2. Production for Experimentation
Dr. Malkin summarizes, “[The] traditional split of infrastructure between production, where the infra is well defined, scalable, and ML teams, where the infra is ad hoc, customized, is slowing innovation in AI products.”
– Build your production system to be clone-able for experimentation
– Set up integration testing for model updates
– Build pipelines so that training is part of production
In this way, Cogent Labs has designed a cooperative culture that has allowed it to create a general AI-ML system for the automation of business processes, or “business smartization,” with solutions such as processing manually written, spoken, or even unstructured information. It also involves big data with its Time-Series Forecasting solution, which also incorporates information sources and external networks.
The Takeaway
This AI-ML system is growing to be a general AI system in terms of scalability, providing increasing productivity through the implementation of extended business smartization in AI-driven companies. Something similar occurred in the era before digitalization in terms of the need to transform data into information, except that now the capacity exists to convert this massive, unconnected, unstructured information into automatic decisions – AI-driven, with exponential results.

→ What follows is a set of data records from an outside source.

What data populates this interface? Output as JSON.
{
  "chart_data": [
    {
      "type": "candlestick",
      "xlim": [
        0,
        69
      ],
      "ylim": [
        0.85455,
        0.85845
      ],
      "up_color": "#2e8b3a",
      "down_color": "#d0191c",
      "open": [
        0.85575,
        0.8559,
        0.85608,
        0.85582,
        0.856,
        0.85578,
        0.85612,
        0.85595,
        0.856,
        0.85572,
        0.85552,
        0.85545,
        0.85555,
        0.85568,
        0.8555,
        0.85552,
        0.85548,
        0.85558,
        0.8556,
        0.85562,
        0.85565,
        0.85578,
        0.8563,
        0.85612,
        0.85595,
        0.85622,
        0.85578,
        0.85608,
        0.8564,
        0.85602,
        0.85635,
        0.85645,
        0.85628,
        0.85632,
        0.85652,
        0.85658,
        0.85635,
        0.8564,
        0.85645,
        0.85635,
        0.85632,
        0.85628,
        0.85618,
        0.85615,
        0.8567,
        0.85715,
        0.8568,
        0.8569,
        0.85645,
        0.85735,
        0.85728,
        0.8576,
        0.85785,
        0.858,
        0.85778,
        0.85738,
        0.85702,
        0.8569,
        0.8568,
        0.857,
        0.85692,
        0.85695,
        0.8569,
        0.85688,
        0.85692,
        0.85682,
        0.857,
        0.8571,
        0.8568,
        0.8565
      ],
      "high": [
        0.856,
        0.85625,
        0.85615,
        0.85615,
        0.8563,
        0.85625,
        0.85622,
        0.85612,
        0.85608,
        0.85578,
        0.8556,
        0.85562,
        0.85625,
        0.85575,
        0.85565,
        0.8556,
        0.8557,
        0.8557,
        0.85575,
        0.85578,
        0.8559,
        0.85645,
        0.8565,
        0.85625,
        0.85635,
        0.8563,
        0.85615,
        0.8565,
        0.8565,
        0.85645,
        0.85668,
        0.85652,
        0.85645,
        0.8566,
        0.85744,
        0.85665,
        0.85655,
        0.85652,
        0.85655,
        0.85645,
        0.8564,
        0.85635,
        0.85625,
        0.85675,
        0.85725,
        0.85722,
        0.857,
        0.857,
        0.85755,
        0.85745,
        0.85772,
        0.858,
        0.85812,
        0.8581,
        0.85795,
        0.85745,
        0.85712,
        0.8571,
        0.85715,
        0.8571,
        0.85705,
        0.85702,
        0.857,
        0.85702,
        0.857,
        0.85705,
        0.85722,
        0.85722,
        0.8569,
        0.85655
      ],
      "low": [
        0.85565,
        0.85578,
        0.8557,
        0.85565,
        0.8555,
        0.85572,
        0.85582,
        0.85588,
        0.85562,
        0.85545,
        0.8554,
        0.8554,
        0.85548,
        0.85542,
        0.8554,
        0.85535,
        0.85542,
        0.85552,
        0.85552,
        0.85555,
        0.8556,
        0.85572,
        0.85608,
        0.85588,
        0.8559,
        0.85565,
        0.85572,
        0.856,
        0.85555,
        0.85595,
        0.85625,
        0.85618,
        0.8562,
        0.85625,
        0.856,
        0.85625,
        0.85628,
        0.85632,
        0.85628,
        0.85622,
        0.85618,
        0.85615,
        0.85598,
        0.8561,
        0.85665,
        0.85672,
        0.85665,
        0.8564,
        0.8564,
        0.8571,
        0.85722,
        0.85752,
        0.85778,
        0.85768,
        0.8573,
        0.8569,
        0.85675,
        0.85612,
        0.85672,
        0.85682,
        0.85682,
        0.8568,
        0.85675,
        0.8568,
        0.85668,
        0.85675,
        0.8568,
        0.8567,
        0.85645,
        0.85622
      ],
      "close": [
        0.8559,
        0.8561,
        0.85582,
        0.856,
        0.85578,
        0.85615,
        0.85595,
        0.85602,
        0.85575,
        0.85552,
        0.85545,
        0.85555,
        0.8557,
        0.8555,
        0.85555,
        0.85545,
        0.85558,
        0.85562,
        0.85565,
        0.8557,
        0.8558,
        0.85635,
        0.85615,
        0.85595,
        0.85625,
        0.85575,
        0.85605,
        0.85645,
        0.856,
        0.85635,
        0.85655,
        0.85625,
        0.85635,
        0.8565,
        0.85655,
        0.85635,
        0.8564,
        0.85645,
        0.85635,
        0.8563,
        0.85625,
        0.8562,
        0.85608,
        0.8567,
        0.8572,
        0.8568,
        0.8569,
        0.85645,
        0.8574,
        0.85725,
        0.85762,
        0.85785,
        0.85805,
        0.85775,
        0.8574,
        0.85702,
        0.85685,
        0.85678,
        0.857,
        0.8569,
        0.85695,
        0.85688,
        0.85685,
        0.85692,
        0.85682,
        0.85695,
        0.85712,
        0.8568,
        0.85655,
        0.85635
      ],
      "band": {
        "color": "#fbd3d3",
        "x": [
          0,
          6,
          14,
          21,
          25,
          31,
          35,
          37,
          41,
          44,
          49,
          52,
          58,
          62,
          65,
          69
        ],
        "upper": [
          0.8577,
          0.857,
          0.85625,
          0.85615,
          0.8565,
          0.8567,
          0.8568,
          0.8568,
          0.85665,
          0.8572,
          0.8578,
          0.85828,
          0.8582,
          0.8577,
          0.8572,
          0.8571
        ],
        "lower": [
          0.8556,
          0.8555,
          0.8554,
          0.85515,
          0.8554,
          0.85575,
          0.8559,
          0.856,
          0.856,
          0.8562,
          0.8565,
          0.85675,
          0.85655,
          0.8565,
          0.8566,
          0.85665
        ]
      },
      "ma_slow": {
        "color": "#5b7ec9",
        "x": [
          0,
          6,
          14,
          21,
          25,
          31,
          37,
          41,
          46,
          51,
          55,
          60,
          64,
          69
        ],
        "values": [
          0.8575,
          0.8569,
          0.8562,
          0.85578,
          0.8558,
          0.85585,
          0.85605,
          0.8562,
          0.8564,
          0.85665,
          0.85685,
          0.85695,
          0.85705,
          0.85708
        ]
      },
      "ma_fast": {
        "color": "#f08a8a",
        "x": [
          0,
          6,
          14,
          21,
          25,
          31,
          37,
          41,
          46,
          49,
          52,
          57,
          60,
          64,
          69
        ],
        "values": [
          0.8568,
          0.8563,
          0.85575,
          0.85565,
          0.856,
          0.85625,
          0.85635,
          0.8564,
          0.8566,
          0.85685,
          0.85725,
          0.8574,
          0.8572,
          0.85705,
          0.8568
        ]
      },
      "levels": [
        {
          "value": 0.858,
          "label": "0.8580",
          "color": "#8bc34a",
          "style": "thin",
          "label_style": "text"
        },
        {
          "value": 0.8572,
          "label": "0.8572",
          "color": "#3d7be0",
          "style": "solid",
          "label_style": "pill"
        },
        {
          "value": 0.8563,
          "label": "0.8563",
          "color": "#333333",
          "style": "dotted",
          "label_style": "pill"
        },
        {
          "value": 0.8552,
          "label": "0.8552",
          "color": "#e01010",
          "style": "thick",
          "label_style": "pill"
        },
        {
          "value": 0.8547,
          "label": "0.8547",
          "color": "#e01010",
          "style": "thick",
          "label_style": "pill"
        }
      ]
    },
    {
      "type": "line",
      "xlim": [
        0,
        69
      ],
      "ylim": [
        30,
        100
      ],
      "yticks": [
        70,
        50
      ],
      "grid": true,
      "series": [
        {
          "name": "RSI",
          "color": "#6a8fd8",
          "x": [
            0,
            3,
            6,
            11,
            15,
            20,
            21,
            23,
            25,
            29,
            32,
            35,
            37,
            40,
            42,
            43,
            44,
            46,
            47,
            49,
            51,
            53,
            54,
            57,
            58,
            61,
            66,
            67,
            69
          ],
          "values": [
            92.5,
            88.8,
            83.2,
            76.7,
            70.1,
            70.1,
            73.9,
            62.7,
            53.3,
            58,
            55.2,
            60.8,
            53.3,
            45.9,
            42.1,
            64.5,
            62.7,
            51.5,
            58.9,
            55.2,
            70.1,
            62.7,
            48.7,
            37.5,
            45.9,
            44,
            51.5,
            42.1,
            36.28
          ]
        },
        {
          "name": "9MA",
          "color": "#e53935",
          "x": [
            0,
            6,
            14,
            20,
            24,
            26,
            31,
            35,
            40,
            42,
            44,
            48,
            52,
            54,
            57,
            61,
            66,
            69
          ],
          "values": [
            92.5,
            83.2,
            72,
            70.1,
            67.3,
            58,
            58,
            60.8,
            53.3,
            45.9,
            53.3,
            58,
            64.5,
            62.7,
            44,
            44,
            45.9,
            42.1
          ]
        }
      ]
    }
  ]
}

Further supporting the efficacy of their collaboration concept, in just three years Cogent Labs has managed to launch three products based on AI-ML, acquiring a notable portfolio of clients around the world that includes Nomura, Daiwa Securities, SoftBank, and Canon. The co-creation model sees products developed and perfected together with clients. Cogent Labs also managed to raise JPY 1.472 billion (US$13 million) in capital, which enables the company to continue developing their general AI-ML. It will be exciting to see what new ideas they come up with next.